The Conscience of the Eye: The Design and Social Life of Cities

With an eye toward the architecture, the art, the literature, and the technology of urban life, Richard Sennett gives an account of the search for shelter and the fear of exposure to strangers and new experience in Western culture – and how these two concerns have shaped the physical fabric of the city. “Why do we avert our eyes when we encounter the unaccustomed?” asks Sennett. In answer, he moves between past and present from the assembly hall of Athens to the Palladium Club; from Augustine’s City of God to the Turkish baths of the Lower East Side; from eighteenth-century English gardens to the housing projects of East Harlem; from Nietzsche’s Birth of Tragedy to subway graffiti. The Conscience of the Eye is an exploration of the politics of vision.
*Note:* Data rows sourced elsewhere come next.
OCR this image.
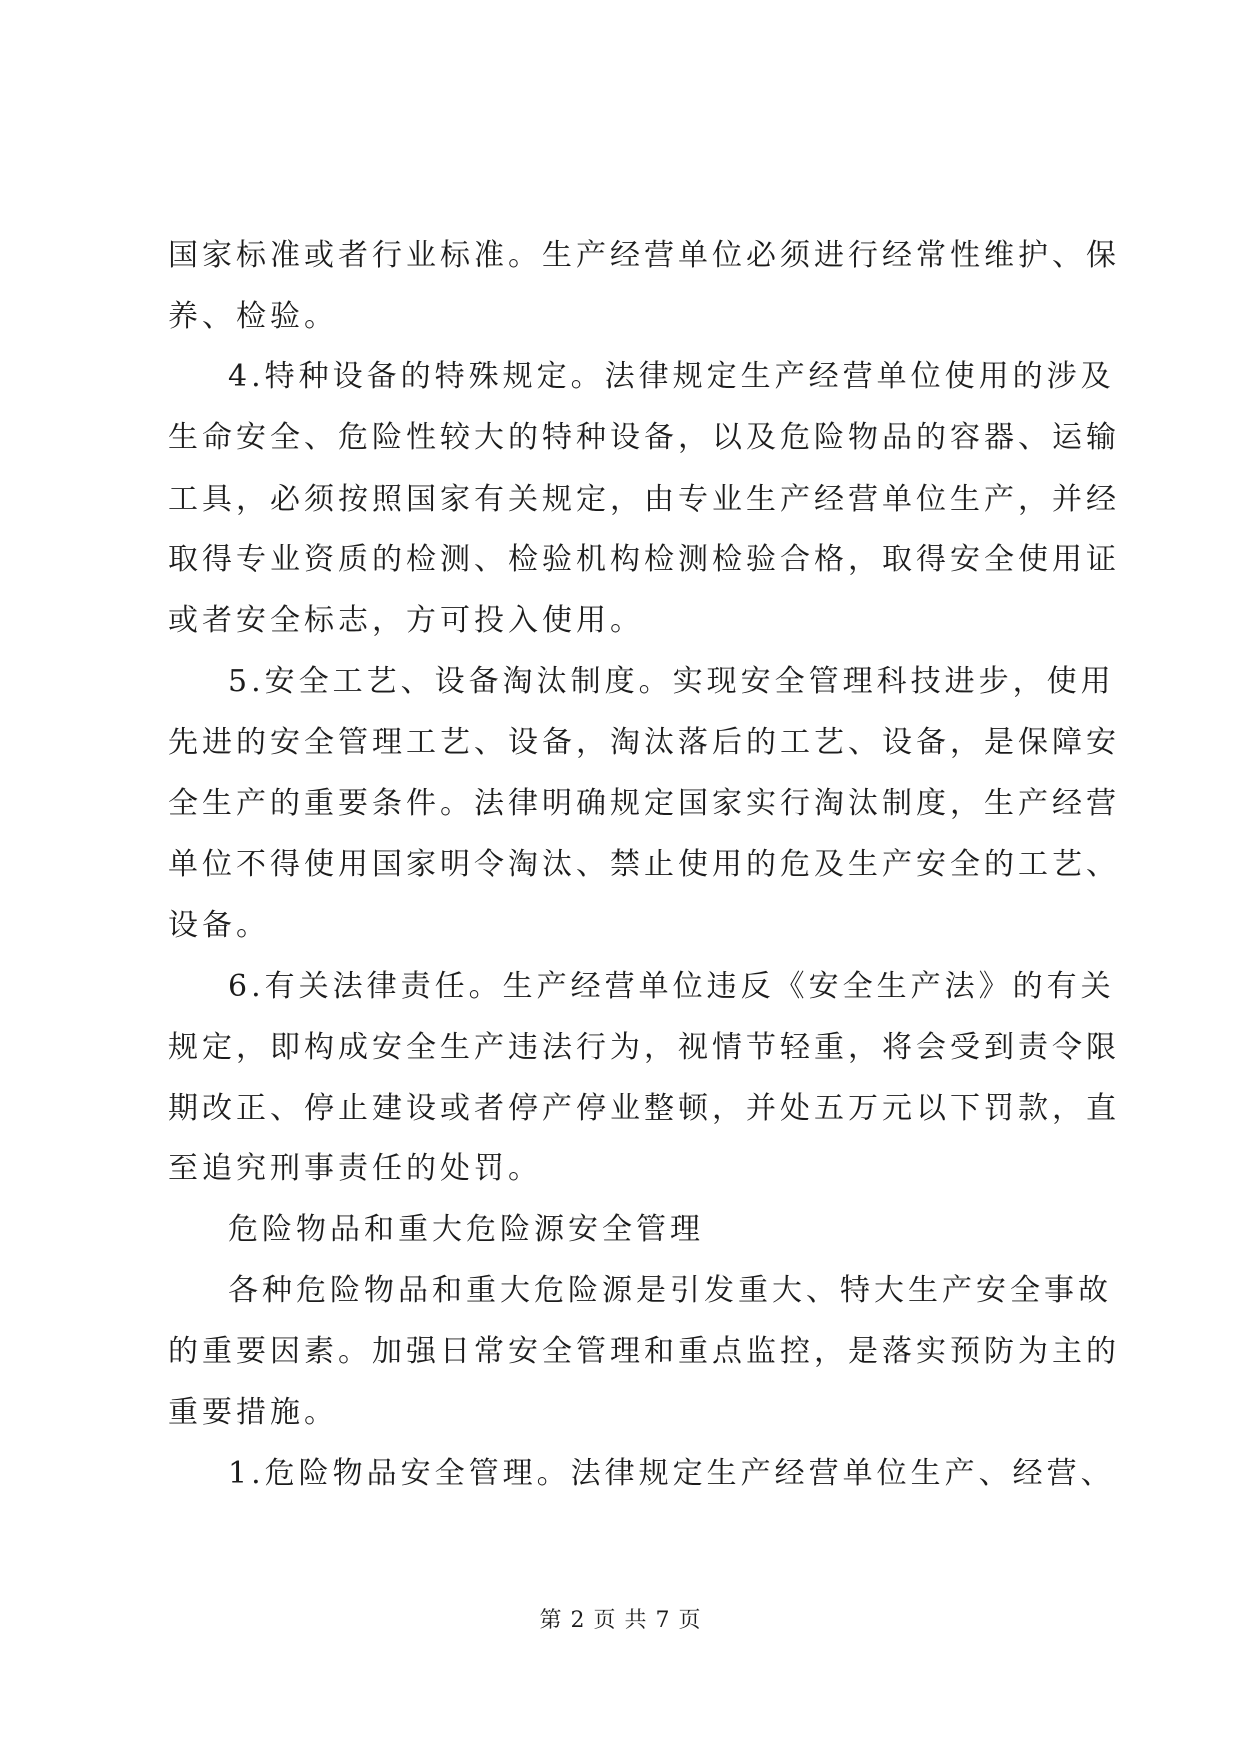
国家标准或者行业标准。生产经营单位必须进行经常性维护、保
养、检验。
4.特种设备的特殊规定。法律规定生产经营单位使用的涉及
生命安全、危险性较大的特种设备，以及危险物品的容器、运输
工具，必须按照国家有关规定，由专业生产经营单位生产，并经
取得专业资质的检测、检验机构检测检验合格，取得安全使用证
或者安全标志，方可投入使用。
5.安全工艺、设备淘汰制度。实现安全管理科技进步，使用
先进的安全管理工艺、设备，淘汰落后的工艺、设备，是保障安
全生产的重要条件。法律明确规定国家实行淘汰制度，生产经营
单位不得使用国家明令淘汰、禁止使用的危及生产安全的工艺、
设备。
6.有关法律责任。生产经营单位违反《安全生产法》的有关
规定，即构成安全生产违法行为，视情节轻重，将会受到责令限
期改正、停止建设或者停产停业整顿，并处五万元以下罚款，直
至追究刑事责任的处罚。
危险物品和重大危险源安全管理
各种危险物品和重大危险源是引发重大、特大生产安全事故
的重要因素。加强日常安全管理和重点监控，是落实预防为主的
重要措施。
1.危险物品安全管理。法律规定生产经营单位生产、经营、
第 2 页 共 7 页
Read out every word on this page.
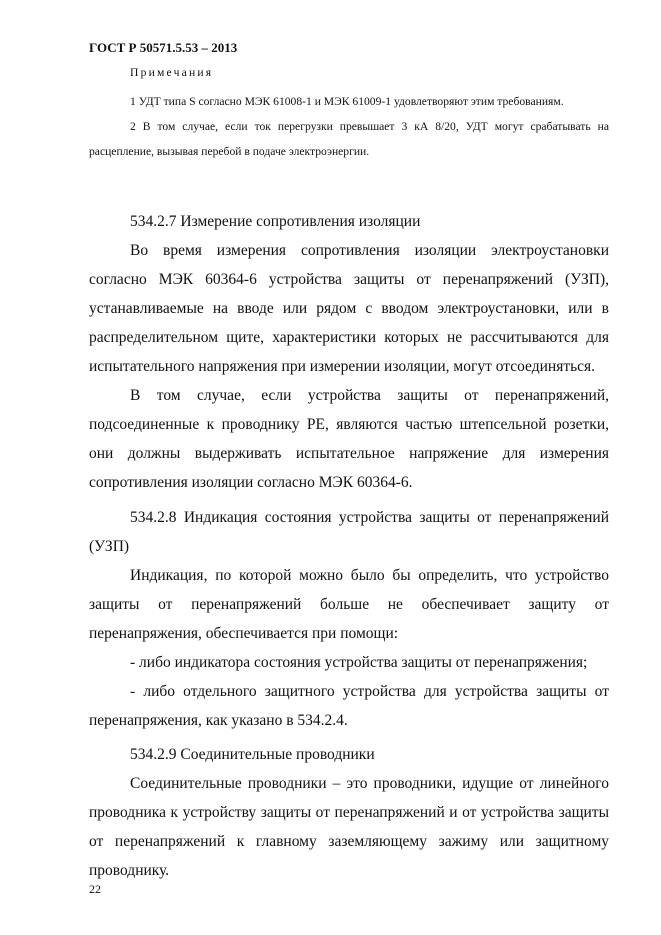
ГОСТ Р 50571.5.53 – 2013
Примечания

1 УДТ типа S согласно МЭК 61008-1 и МЭК 61009-1 удовлетворяют этим требованиям.

2 В том случае, если ток перегрузки превышает 3 кА 8/20, УДТ могут срабатывать на расцепление, вызывая перебой в подаче электроэнергии.

534.2.7 Измерение сопротивления изоляции

Во время измерения сопротивления изоляции электроустановки согласно МЭК 60364-6 устройства защиты от перенапряжений (УЗП), устанавливаемые на вводе или рядом с вводом электроустановки, или в распределительном щите, характеристики которых не рассчитываются для испытательного напряжения при измерении изоляции, могут отсоединяться.

В том случае, если устройства защиты от перенапряжений, подсоединенные к проводнику PE, являются частью штепсельной розетки, они должны выдерживать испытательное напряжение для измерения сопротивления изоляции согласно МЭК 60364-6.

534.2.8 Индикация состояния устройства защиты от перенапряжений (УЗП)

Индикация, по которой можно было бы определить, что устройство защиты от перенапряжений больше не обеспечивает защиту от перенапряжения, обеспечивается при помощи:

- либо индикатора состояния устройства защиты от перенапряжения;

- либо отдельного защитного устройства для устройства защиты от перенапряжения, как указано в 534.2.4.

534.2.9 Соединительные проводники

Соединительные проводники – это проводники, идущие от линейного проводника к устройству защиты от перенапряжений и от устройства защиты от перенапряжений к главному заземляющему зажиму или защитному проводнику.

22
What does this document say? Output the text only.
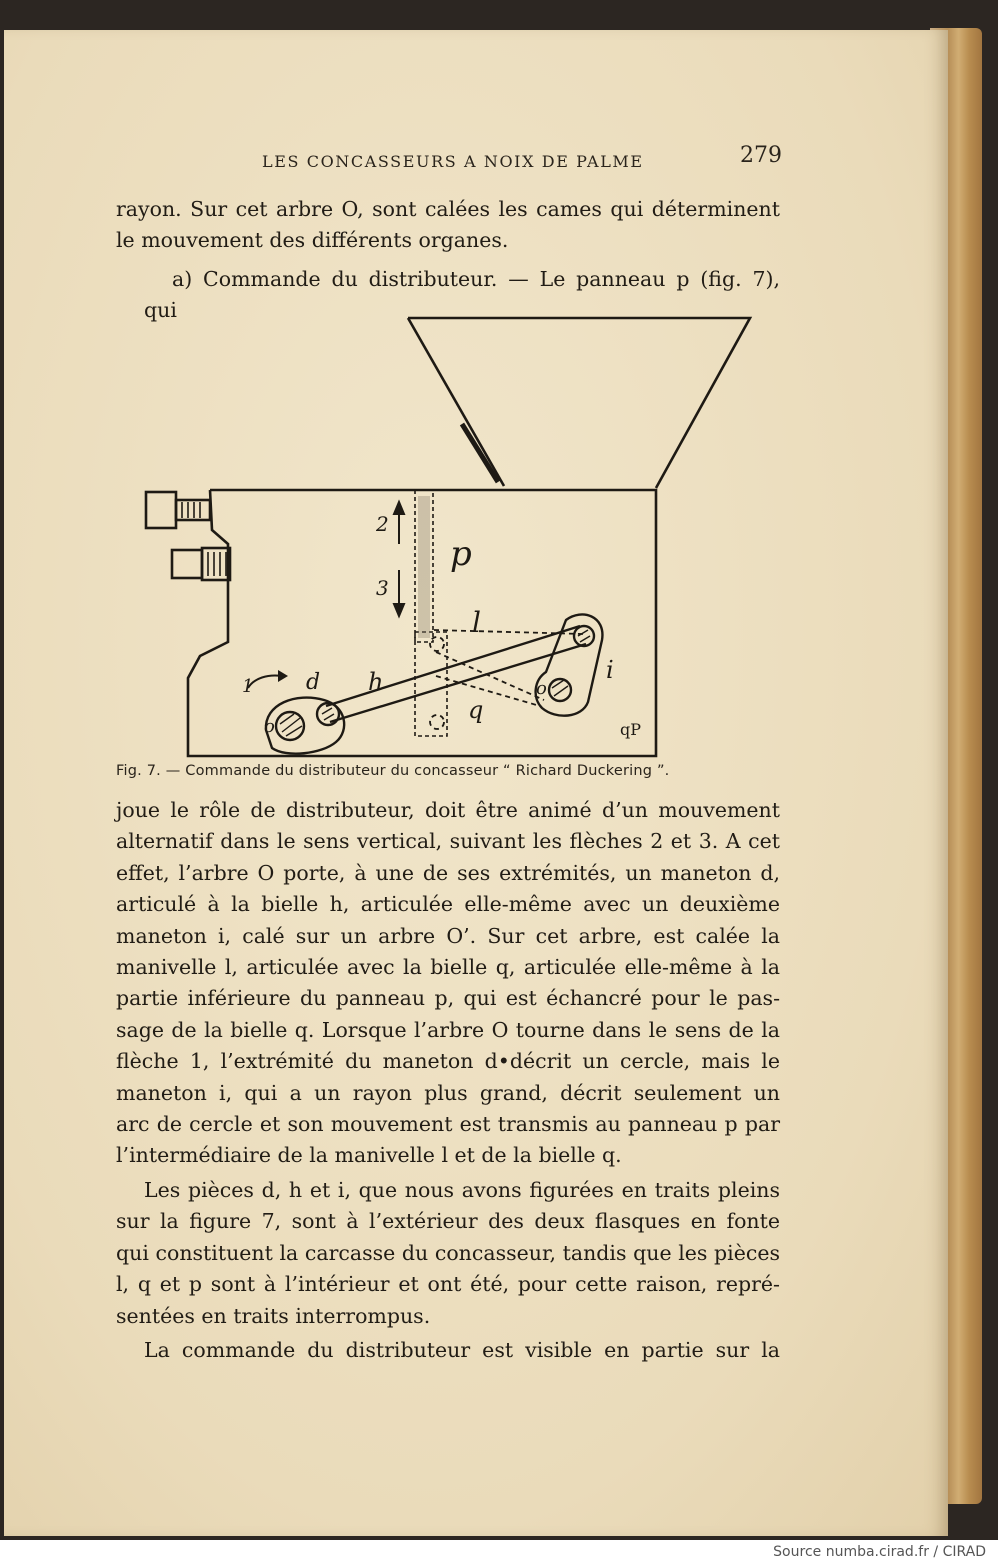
LES CONCASSEURS A NOIX DE PALME	279

rayon. Sur cet arbre O, sont calées les cames qui déterminent
le mouvement des différents organes.

a) Commande du distributeur. — Le panneau p (fig. 7), qui

2
3
p
l
i
h
d
q
1
o
o
qP
Fig. 7. — Commande du distributeur du concasseur “ Richard Duckering ”.

joue le rôle de distributeur, doit être animé d’un mouvement
alternatif dans le sens vertical, suivant les flèches 2 et 3. A cet
effet, l’arbre O porte, à une de ses extrémités, un maneton d,
articulé à la bielle h, articulée elle-même avec un deuxième
maneton i, calé sur un arbre O’. Sur cet arbre, est calée la
manivelle l, articulée avec la bielle q, articulée elle-même à la
partie inférieure du panneau p, qui est échancré pour le pas-
sage de la bielle q. Lorsque l’arbre O tourne dans le sens de la
flèche 1, l’extrémité du maneton d•décrit un cercle, mais le
maneton i, qui a un rayon plus grand, décrit seulement un
arc de cercle et son mouvement est transmis au panneau p par
l’intermédiaire de la manivelle l et de la bielle q.

Les pièces d, h et i, que nous avons figurées en traits pleins
sur la figure 7, sont à l’extérieur des deux flasques en fonte
qui constituent la carcasse du concasseur, tandis que les pièces
l, q et p sont à l’intérieur et ont été, pour cette raison, repré-
sentées en traits interrompus.

La commande du distributeur est visible en partie sur la

Source numba.cirad.fr / CIRAD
The Corrosion of Character: Personal Consequences of Work in the New Capitalism

Drawing on interviews with dismissed IBM executives in Westchester, New York, bakers in a high-tech Boston bakery, a barmaid turned advertising executive, and many others, Sennett explores the disorienting effects of the new capitalism. He reveals the vivid and illuminating contrast between two worlds of work: the vanished world of rigid, hierarchical organizations, where what mattered was a sense of personal character, and the brave new world of corporate re-engineering, risk, flexibility, networking, and short-term teamwork, where what matters is being able to reinvent yourself on a dime. In some ways the changes characterizing the new capitalism are positive; they make for a dynamic economy. But they can also be destructive, eroding the sense of sustained purpose, integrity of self, and trust in others that an earlier generation understood as essential to personal character.The Corrosion of Character enables us to understand the social and political context for our contemporary confusions and Sennett suggests how we need to re-imagine both community and individual character in order to confront an economy based on the principle of “no long term.”

Together: The Rituals, Pleasures and Politics of Cooperation

Living with people who differ – racially, ethnically, religiously, or economically – is the most urgent challenge facing civil society today. We tend socially to avoid engaging with people unlike ourselves, and modern politics encourages the politics of the tribe rather than of the city. In this thought-provoking book, Richard Sennett discusses why this has happened and what might be done about it. Sennett contends that cooperation is a craft, and the foundations for skillful cooperation lie in learning to listen well and discuss rather than debate. In Together he explores how people can cooperate online, on street corners, in schools, at work, and in local politics. He traces the evolution of cooperative rituals from medieval times to today, and in situations as diverse as slave communities, socialist groups in Paris, and workers on Wall Street. Divided into three parts, the book addresses the nature of cooperation, why it has become weak, and how it could be strengthened. The author warns that we must learn the craft of cooperation if we are to make our complex society prosper, yet he reassures us that we can do this, for the capacity for cooperation is embedded in human nature.